Examples of convergence of visual and auditory, or visual and somatosensory, inputs onto individual neurons abound throughout the brain, but substantially fewer incidences of auditory-somatosensory neurons have been reported. The present experiments sought to examine auditory-somatosensory convergence to assess whether there is a feature of this type of convergence that might obscure it from conventional methods of multisensory detection. Auditory-somatosensory convergence was explored in cat anterior ectosylvian sulcus (AES) cortex, where higher-order somatosensory area IV (SIV) and auditory field of the anterior ectosylvian sulcus (FAES) share a common border. While neuroanatomical tracers documented a projection from FAES to SIV, physiological studies failed to reveal the bimodal neurons expected from such cross-modal connectivity. Stimulation of FAES through indwelling electrodes also failed to excite any of the SIV neurons examined. However, when stimulation of auditory FAES was combined with somatosensory stimulation, a large majority (66%) of SIV neurons showed a significant response attenuation. FAES-induced response suppression was specific to SIV, could not be elicited by activating other auditory regions and was blocked by the microiontophoretic application of the GABAergic antagonist bicuculline methiodide.
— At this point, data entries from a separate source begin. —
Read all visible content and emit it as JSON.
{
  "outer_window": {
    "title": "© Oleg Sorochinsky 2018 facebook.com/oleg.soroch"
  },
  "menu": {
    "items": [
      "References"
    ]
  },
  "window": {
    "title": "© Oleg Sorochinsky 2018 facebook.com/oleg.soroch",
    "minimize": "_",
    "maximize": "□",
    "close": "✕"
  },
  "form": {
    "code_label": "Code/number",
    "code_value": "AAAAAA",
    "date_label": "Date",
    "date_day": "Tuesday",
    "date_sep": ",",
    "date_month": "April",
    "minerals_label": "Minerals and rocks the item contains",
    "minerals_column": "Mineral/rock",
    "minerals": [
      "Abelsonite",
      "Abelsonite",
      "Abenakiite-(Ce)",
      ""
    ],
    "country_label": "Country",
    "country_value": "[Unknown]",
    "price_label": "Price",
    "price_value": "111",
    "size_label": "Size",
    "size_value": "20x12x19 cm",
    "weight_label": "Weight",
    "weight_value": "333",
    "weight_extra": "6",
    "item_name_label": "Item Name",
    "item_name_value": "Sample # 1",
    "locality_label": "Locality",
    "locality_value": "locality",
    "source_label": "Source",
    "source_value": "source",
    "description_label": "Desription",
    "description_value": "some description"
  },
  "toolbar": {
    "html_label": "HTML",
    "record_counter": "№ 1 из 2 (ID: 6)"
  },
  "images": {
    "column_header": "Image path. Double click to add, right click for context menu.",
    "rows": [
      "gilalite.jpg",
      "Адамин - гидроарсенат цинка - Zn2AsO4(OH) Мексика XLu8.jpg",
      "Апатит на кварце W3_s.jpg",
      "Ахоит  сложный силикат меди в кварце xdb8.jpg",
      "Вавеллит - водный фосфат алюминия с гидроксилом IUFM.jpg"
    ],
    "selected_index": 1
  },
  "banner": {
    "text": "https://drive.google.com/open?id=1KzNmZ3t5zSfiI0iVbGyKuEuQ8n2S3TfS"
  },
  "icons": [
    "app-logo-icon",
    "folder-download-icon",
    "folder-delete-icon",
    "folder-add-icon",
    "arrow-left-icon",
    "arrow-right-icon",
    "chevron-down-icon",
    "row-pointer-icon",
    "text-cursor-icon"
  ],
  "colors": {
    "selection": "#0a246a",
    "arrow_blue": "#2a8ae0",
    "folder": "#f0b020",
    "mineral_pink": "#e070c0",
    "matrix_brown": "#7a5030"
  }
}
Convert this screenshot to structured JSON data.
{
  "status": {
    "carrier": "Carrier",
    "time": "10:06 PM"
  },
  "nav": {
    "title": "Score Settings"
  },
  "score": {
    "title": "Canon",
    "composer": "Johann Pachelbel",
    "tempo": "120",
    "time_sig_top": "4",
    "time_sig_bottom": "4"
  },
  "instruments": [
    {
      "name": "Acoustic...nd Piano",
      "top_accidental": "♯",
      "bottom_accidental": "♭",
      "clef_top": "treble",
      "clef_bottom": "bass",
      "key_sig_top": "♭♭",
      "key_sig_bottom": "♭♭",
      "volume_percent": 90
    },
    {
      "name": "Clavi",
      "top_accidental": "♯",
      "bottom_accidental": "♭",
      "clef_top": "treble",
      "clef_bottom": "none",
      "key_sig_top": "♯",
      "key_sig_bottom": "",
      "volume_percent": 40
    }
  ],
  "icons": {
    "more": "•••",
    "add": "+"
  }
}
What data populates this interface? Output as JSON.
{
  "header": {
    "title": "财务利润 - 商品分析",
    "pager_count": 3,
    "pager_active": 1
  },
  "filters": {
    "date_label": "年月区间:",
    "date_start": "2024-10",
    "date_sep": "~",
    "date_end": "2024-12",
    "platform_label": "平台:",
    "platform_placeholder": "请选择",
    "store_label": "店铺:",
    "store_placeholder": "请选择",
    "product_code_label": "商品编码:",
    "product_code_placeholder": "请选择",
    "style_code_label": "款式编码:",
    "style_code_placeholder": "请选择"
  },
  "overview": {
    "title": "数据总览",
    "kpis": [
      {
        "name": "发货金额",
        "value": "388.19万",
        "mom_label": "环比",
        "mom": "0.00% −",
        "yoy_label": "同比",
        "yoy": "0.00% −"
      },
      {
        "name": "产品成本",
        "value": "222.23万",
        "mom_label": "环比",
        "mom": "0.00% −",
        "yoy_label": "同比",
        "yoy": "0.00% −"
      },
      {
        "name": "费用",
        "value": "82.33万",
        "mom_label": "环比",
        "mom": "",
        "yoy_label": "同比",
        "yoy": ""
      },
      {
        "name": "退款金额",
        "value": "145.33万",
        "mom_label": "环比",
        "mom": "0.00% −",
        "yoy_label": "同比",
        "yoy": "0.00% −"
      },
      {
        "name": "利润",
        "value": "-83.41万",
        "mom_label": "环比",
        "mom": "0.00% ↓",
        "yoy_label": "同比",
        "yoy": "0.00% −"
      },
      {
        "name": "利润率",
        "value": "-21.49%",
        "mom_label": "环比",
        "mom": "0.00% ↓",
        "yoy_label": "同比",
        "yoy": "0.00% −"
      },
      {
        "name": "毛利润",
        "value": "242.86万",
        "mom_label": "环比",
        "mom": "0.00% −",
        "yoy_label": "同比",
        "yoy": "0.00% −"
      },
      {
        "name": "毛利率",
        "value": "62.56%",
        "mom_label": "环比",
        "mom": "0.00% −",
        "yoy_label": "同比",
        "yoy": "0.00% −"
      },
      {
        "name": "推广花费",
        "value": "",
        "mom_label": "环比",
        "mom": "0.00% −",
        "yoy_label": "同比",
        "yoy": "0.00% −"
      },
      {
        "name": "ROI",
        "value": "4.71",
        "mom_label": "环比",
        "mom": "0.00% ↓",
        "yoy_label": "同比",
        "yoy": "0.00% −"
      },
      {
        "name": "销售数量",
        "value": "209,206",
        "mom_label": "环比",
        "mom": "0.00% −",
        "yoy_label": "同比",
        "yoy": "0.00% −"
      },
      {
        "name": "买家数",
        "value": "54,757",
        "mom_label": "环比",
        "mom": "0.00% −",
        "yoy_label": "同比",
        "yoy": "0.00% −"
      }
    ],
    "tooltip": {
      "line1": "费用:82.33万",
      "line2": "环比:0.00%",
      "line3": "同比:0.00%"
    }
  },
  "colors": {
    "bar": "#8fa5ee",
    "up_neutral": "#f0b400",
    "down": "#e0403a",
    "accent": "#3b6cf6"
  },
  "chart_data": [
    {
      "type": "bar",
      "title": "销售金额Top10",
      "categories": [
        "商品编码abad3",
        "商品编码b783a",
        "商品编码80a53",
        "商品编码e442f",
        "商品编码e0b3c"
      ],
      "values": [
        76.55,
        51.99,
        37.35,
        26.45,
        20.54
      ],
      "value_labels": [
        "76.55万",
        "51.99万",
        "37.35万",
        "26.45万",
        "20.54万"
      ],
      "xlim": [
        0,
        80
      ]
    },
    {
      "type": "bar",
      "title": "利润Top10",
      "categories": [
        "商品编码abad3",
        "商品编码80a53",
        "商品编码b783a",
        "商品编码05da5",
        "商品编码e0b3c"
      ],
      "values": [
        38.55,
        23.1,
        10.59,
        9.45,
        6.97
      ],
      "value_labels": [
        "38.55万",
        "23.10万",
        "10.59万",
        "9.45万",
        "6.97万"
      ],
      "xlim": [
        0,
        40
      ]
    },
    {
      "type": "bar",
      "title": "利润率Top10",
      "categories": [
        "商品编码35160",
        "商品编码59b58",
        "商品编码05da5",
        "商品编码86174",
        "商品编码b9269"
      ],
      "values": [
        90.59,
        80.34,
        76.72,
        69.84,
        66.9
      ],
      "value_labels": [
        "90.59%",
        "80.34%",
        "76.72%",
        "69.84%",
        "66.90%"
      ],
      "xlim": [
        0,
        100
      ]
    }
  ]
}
Based on these data, a novel, cross-modal circuit is proposed involving projections from auditory FAES to somatosensory SIV, where local inhibitory interneurons 'reverse the sign' of the cross-modal signals to produce auditory-somatosensory suppression. This form of excitatory-inhibitory multisensory convergence has not been reported before and suggests that the level of interaction between auditory and somatosensory modalities has been substantially underestimated.